The City of Cape Town has approved a policy on open data, the first city in South Africa to do so. But it has a major Achilles heel. A steering committee, which will meet quarterly, will review requests for open data. With its veto rights, is it a censorship committee?
With the ongoing furore surrounding the so-called ‘Secrecy Bill’, one could be forgiven for thinking South Africa was sinking into state of secrecy where asking questions could earn you a long term stay at Pollsmoor Prison. Refreshingly, the City of Cape Town last month approved a policy on open data, the first of its kind in South Africa.
I work at Code for South Africa, a non-profit that advocates for open data. When we talk about data, we are referring to information that can help you decide which school to send your child to, whether medicines at public healthcare clinics regularly experience medicine stock-outs or whether municipalities consider fines to be a major income stream – such as the Ubuntu Municipality on the N1, which gets 16% of its income from fines it levies.
These days, everyone is collecting data; companies and research institutions, and even our smartphones can track our heart rates and Internet habits. In this case, I am specifically talking about data generated by the different tiers of government, whether local, provincial or national. Unfortunately, much of this publicly funded data is locked up, inaccessible to the majority of us taxpayers who paid for it.
Making this data public promotes transparency in government, which allows us to hold our elected leaders to account. Making data available is healthy in a democracy as it promotes an active citizenry and can even create opportunities for entrepreneurs to create new business using it.
So, what is ‘open data’? Without getting into the nitty gritty of it, the essence of open data is freedom. Freedom to use, distribute, modify, and even, gasp, sell it in the form of apps and tools based on it.
Let us contrast this with the Independent Electoral Commission’s attitude towards data. If you visit to the IEC website, you’ll find very rich data on elections. Using this data, I can find out what the voter turnout was in my neighbourhood, how many of my neighbours might have a red EFF beret hidden away in their cupboard and lots more.
So is it a win?
This is where the City of Cape Town’s open data policy comes in. Driven by Tim Harris, former shadow finance minister for the Democratic Alliance and now head of investment for the City of Cape Town, it has developed a policy that aims to mandate that data produced by the City is free of the chains the IEC, and much of government, have placed on their own data. The City plans to make available an open data portal – essentially a website where data geeks like me can download data without restriction and use it to develop products, write research papers and even criticise poor service delivery.
As an open data activist, I should be singing from the rooftops. But it’s not quite time to celebrate. Unfortunately, the policy is flawed, possibly fatally so. Apart from a number of concerns, echoed by many members of the public who submitted comments, the policy has a major Achilles’ heel. It calls for the establishment of a steering committee who will meet quarterly and review all requests for access to data. This committee will have veto rights, rejecting any requests that may pose “unanticipated risks” to the City. If you are of the cynical persuasion, you might even call it a censorship committee.
Of course, there might be completely legitimate reasons for not allowing data to leak into the public domain. Private data such as ID numbers or individuals’ names, for instance, should be protected. This is probably the City’s primary concern, but the policy does not articulate what sorts of data might be considered unacceptable, nor does it provide a satisfactory mechanism for appealing rejections.
The fact that this steering committee will only meet quarterly may even slow down the release of data. Whereas now I might be able to get access to a spreadsheet by simply making a phone call and receiving the data in my email, my request may now have to be sent to the committee for approval.
I get that the City is cautious.
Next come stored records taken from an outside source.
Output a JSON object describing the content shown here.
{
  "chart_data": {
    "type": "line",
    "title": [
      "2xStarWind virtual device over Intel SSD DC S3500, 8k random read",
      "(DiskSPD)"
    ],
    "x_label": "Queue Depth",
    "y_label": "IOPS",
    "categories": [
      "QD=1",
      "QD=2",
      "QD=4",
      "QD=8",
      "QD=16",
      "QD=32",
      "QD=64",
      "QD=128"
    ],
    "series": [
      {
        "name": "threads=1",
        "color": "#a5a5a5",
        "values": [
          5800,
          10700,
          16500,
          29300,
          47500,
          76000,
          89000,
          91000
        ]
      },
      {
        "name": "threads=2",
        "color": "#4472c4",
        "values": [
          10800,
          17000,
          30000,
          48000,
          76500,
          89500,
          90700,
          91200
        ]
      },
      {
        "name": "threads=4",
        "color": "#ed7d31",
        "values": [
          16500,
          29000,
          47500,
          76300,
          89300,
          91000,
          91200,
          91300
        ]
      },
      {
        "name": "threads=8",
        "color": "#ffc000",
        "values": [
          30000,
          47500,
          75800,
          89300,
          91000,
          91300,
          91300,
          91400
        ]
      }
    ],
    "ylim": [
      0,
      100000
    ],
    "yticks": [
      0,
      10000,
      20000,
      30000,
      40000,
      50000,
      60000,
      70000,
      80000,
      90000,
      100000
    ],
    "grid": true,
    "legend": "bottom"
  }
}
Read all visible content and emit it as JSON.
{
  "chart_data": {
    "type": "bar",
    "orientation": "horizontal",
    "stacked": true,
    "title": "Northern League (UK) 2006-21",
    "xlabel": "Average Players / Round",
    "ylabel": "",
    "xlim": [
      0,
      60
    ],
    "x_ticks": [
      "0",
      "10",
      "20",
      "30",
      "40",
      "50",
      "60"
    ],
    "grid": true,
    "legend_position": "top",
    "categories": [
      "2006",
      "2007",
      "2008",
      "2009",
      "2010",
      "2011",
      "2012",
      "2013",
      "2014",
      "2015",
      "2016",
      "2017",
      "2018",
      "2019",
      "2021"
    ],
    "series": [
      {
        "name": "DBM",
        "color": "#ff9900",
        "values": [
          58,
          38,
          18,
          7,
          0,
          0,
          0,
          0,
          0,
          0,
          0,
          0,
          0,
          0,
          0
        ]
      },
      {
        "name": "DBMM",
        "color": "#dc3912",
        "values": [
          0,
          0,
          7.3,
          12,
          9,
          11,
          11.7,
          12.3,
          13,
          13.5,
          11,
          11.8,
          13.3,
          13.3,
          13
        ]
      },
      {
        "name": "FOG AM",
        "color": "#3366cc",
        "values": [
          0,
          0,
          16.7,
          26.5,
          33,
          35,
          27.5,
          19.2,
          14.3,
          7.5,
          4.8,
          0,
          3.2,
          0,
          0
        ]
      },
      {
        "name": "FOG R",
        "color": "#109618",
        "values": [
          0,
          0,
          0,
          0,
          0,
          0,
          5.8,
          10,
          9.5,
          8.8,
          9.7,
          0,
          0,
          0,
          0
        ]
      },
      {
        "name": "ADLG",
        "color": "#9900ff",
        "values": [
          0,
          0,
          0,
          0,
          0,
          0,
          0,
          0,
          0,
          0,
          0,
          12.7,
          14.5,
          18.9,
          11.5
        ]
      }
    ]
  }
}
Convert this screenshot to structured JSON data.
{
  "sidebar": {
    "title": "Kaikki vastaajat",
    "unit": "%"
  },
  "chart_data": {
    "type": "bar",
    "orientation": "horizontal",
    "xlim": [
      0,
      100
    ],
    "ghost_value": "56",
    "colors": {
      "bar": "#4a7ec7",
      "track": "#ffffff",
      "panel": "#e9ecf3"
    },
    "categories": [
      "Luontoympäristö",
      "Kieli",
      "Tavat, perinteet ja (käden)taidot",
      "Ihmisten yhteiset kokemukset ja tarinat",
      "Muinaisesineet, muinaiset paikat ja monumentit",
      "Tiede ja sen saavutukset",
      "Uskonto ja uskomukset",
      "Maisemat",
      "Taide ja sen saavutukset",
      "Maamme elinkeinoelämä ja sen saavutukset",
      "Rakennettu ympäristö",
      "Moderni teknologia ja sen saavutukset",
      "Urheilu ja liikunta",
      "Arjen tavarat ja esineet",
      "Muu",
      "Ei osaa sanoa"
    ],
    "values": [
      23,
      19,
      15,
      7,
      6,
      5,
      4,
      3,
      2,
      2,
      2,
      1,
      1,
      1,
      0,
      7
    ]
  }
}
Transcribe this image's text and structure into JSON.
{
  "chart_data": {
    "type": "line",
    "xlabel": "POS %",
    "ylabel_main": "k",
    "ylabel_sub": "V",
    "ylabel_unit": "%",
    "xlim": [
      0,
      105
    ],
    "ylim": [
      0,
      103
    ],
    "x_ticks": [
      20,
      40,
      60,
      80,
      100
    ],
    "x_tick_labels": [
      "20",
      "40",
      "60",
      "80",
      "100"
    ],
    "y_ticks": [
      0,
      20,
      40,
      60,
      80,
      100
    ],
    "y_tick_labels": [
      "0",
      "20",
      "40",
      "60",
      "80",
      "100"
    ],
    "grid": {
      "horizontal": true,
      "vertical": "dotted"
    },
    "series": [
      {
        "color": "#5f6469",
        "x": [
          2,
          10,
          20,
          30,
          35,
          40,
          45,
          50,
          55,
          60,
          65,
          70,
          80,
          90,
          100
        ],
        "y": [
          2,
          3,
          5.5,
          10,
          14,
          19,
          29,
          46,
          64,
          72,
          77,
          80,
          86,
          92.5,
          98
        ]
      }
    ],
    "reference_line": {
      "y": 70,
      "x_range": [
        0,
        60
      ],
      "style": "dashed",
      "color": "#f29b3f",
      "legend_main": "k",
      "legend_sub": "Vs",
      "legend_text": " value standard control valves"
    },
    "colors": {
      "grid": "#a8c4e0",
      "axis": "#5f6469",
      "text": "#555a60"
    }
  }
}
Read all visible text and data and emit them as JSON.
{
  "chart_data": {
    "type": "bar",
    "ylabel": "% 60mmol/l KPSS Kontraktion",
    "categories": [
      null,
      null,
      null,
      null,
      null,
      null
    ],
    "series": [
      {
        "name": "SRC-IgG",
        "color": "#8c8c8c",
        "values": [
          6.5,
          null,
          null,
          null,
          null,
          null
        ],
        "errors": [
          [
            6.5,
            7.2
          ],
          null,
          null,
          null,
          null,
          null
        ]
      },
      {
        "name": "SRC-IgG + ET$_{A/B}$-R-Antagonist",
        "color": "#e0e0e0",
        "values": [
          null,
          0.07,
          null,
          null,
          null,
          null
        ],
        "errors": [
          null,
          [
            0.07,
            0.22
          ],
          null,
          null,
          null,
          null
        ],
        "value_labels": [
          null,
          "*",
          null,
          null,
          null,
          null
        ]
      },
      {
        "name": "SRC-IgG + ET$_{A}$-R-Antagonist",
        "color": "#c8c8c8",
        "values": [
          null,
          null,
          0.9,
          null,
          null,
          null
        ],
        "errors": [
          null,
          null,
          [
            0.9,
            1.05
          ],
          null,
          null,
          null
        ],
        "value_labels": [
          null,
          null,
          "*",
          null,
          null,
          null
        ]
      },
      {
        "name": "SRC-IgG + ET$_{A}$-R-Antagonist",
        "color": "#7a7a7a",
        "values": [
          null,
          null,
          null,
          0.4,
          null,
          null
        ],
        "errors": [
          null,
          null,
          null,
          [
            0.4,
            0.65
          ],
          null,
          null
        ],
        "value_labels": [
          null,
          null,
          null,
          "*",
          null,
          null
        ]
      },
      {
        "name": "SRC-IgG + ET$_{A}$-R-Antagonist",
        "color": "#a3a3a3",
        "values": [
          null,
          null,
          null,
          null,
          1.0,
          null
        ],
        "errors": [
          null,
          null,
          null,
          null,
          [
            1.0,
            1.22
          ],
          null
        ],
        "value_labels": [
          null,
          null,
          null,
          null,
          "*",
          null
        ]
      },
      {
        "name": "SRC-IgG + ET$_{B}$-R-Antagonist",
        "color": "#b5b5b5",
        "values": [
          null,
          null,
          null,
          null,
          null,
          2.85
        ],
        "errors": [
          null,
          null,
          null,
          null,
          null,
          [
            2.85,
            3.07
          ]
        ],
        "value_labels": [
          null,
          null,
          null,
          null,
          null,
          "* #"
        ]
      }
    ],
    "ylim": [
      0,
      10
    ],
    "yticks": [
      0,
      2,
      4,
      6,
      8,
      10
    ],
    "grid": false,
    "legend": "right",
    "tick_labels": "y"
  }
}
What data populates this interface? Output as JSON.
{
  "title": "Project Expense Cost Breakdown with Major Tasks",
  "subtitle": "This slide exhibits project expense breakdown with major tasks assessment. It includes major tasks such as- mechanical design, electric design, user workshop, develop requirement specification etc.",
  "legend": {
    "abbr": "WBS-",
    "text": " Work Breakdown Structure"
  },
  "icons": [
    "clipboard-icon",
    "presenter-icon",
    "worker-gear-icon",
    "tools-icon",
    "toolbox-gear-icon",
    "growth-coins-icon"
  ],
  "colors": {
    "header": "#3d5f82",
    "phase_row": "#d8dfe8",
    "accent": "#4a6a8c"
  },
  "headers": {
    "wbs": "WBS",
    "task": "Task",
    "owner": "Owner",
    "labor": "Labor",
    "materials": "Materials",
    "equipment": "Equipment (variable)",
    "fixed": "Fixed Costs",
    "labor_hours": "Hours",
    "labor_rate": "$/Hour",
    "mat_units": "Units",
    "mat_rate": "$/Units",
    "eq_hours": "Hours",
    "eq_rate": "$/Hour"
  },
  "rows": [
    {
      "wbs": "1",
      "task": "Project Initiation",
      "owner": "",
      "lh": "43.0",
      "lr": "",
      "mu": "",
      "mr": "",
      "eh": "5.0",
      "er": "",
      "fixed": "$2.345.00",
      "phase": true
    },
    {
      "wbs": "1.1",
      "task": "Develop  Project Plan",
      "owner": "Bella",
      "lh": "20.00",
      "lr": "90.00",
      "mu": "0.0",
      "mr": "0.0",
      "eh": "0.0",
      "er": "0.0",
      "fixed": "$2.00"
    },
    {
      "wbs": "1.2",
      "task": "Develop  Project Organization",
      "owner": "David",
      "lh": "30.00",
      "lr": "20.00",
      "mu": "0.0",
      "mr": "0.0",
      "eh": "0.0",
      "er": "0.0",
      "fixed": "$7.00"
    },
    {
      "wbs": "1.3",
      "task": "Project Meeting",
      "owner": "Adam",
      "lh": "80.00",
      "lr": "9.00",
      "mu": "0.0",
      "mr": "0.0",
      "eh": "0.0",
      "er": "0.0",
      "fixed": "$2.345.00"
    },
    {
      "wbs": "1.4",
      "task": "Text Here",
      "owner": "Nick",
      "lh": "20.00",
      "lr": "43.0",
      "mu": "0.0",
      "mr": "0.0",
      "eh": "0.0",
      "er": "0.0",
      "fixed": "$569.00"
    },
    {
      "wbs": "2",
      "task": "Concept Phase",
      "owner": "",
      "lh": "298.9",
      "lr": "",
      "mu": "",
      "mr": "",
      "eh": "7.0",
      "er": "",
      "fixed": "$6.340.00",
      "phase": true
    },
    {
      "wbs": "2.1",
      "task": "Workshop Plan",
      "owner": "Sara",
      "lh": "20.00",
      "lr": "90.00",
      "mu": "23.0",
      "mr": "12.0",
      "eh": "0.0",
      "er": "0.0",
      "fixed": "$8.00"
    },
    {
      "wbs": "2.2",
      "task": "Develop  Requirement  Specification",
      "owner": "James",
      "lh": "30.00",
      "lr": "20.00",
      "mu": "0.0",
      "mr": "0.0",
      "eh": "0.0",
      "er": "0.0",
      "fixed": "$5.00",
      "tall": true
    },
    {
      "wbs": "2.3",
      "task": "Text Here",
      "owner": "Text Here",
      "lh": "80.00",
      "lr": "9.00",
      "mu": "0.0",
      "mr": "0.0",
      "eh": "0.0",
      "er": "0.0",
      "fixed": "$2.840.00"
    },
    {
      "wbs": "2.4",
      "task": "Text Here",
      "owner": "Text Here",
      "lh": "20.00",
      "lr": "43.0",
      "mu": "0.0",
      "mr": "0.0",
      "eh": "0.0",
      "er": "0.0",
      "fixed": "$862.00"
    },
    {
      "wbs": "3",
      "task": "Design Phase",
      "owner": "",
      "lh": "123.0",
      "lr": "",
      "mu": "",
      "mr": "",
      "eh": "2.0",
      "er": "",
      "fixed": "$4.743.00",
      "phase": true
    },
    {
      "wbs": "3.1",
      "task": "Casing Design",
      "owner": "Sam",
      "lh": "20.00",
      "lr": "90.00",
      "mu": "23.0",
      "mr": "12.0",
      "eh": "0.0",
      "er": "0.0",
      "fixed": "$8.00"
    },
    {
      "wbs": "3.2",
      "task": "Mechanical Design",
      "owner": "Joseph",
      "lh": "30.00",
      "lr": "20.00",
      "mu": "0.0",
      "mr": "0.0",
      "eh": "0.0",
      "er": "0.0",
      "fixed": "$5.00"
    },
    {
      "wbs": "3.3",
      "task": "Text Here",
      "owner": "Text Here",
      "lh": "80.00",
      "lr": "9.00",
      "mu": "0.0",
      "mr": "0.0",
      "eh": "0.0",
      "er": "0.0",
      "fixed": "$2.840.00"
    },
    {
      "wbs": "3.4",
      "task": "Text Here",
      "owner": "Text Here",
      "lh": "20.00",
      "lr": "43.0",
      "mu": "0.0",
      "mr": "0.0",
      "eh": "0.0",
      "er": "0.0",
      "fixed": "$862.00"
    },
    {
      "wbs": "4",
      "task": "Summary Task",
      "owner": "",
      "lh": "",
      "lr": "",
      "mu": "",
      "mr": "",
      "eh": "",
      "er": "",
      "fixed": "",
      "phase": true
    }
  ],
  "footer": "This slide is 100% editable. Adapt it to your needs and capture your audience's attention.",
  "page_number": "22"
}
Opening up data is scary. You’re airing your dirty laundry in public. Forget about uncovering corruption, what if the public realise that data is incomplete? Or the quality is poor?
Politically, it’s a brave first step, but this ‘closed by default’ approach is too cautious, too conservative. Remember, we aren’t trailblazers. Countries around the world have been embracing the open data movement for many years. In the United States alone, 30 cities have officially adopted open data at a policy level and have reaped the rewards. Why are we so scared to reveal to the public what they should already know?
The government of the Western Cape is working on its own policy. Hopefully the rest of the country will follow.
I commend the City for taking the first step; I just wish that it were in the right direction. DM
Adi Eyal (@soapsudtycoon) is a data geek working towards creating an open data movement in South Africa. He is the founder of Code for South Africa.
Adi Eyal (@soapsudtycoon) is a data geek working towards creating an open data movement in South Africa. He came over from the data dark-side, collecting personal data for nefarious purposes. He now believes the data can be used to encourage public discourse in a country with an historically disengaged citizenry. He is a co-founder of the Open Data and Democracy Initiative, an organiser of HacksHackers Cape Town and a member of the Open Knowledge Foundation Cape Town chapter.
Bladerunner (1980s version) is a visual feast due in large part to the Hollywood Actors Strike. This allowed the designers an extra three months to refine the sets and props.